If we choose all $n = 20$ tosses from $C_1$, then we get $X_1,X_2,\ldots,X_n \sim \text{Ber}(p)$. $\overline{X_n}$ is an estimate for $p$ which is unbiased, and hence $$\text{MSE}_{\overline X_n}(p) = \text{var}(\overline X_n) = \frac{np(1-p)}{n^2} = \frac{p(1-p)}{n}$$ since $\text{MSE}_{\overline X_n}(p) = \text{var}(\overline X_n) + (\text{bias}(\overline X_n))^2$. Similarly, if we choose all tosses from $C_2$, we should get $$\text{MSE}_{\frac{\overline X_n}{2}}(p) = \text{var}\left(\frac{\overline X_n}{2}\right) = \frac{p(1-2p)}{2n}$$ right? The factor of two in the denominator is due to the fact that we're estimating $p$, while drawing from $\text{Ber}(2p)$.
What happens if we choose some from $C_1$ and some from $C_2$?
Answer: Choose all from $C_2$.
Here's another puzzle with a different answer:
Puzzle $2$: A factory produces light bulbs having an exponential distribution with mean $µ$. Another factory produces light bulbs having an exponential distribution with a mean of $2µ$. Your goal is to estimate $µ$. You are allowed to choose a total of $50$ light bulbs (all from the first, all from the second, or some from each factory). What do you do?
Answer: It does not matter what factory you choose from.

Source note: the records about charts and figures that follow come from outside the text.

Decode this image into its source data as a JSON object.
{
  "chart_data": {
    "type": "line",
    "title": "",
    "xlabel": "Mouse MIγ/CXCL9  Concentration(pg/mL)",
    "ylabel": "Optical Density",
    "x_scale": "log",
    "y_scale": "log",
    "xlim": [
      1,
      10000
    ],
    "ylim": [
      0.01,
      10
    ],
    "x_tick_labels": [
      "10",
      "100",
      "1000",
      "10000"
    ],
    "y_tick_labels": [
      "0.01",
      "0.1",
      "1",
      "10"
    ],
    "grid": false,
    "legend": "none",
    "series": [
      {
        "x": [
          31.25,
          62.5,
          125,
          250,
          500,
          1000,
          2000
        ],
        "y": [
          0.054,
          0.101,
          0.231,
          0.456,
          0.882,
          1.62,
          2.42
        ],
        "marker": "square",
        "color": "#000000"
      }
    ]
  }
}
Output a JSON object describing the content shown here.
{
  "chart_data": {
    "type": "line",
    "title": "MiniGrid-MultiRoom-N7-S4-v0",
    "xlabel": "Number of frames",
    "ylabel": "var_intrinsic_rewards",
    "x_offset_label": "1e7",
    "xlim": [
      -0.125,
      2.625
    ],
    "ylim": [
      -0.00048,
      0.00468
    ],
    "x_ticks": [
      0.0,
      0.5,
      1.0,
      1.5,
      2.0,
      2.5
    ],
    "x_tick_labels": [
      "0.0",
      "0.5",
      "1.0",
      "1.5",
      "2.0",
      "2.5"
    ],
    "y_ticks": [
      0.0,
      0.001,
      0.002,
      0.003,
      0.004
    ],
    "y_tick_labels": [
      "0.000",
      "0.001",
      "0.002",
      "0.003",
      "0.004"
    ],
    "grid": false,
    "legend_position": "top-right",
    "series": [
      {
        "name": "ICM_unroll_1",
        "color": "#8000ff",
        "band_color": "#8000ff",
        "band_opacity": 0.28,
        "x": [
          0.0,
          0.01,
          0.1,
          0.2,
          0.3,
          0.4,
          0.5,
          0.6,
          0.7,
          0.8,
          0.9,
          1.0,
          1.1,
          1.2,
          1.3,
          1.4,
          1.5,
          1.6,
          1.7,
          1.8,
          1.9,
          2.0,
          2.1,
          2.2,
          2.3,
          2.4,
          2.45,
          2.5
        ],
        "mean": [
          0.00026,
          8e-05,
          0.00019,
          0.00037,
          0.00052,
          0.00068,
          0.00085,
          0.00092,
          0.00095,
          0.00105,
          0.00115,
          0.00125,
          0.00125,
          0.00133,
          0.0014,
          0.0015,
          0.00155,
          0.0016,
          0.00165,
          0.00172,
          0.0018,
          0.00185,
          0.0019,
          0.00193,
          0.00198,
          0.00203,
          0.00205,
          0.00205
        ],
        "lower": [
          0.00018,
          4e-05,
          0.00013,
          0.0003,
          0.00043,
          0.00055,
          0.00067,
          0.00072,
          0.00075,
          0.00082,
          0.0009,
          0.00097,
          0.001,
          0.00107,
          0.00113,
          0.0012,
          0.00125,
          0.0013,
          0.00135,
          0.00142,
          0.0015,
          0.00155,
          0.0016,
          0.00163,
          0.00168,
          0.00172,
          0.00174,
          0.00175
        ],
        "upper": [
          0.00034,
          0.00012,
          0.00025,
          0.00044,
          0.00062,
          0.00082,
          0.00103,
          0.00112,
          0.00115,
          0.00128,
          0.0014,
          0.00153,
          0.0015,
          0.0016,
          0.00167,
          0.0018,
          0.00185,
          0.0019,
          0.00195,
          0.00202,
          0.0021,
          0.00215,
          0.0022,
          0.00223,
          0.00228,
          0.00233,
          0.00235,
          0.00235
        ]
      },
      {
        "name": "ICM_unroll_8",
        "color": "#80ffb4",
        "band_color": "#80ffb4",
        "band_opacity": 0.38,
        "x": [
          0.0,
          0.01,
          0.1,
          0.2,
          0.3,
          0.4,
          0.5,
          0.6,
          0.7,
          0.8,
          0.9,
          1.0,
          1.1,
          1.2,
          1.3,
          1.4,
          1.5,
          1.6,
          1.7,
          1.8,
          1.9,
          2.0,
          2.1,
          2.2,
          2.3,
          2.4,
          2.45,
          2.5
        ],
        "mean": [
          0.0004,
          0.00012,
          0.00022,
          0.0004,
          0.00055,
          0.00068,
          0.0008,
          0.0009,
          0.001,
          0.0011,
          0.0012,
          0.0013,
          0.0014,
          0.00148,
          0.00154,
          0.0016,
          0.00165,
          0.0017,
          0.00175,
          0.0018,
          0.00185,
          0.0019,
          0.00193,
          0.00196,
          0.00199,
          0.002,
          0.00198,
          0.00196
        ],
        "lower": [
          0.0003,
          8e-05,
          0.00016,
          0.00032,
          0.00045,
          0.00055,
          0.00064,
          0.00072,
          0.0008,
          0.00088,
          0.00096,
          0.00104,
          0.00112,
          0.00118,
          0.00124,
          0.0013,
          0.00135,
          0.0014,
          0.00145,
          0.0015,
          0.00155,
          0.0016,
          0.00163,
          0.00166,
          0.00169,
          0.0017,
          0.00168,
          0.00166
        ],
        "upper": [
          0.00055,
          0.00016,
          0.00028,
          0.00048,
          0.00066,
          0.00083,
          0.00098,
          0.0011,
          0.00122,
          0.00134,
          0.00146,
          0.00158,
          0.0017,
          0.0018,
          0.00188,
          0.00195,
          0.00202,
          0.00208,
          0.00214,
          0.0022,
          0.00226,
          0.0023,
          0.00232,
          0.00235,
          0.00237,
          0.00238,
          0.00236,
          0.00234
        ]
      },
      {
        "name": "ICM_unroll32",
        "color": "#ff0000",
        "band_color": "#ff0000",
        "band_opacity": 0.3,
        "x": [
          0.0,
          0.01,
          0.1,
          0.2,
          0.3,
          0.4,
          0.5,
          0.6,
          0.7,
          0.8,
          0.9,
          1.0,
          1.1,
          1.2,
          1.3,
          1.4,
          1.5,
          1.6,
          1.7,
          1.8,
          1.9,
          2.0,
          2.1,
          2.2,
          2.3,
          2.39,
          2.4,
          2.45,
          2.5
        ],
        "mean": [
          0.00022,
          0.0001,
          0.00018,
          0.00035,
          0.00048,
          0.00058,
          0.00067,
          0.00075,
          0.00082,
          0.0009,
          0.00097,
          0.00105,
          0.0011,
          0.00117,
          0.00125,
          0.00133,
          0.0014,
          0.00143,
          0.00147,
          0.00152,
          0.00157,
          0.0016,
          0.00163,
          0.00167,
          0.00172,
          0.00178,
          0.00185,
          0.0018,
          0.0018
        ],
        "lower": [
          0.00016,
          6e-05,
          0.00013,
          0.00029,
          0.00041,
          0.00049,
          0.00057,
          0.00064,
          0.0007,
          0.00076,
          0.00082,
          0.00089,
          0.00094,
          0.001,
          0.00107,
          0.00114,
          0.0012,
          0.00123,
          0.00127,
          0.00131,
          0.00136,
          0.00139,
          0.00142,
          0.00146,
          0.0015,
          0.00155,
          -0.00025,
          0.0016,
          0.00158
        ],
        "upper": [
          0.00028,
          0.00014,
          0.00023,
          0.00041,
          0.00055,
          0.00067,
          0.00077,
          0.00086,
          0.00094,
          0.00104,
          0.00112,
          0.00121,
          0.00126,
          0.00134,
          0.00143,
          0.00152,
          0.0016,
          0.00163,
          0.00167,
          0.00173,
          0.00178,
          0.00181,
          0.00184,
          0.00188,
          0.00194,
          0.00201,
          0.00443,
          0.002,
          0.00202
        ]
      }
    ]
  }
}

In this case, I saw that the mean-squared error if we choose all bulbs from the first factory is $\mu^2/n$, and it is the same if we choose all from the second factory as well. Due to the square of $\mu$ in the variance of this exponential distribution, it so happens that all choices make equivalently good estimators of $\mu$.
Follow-up question: Is there a way to probabilistically approach both these puzzles, i.e. without getting into actual MSE calculations to predict the MSE?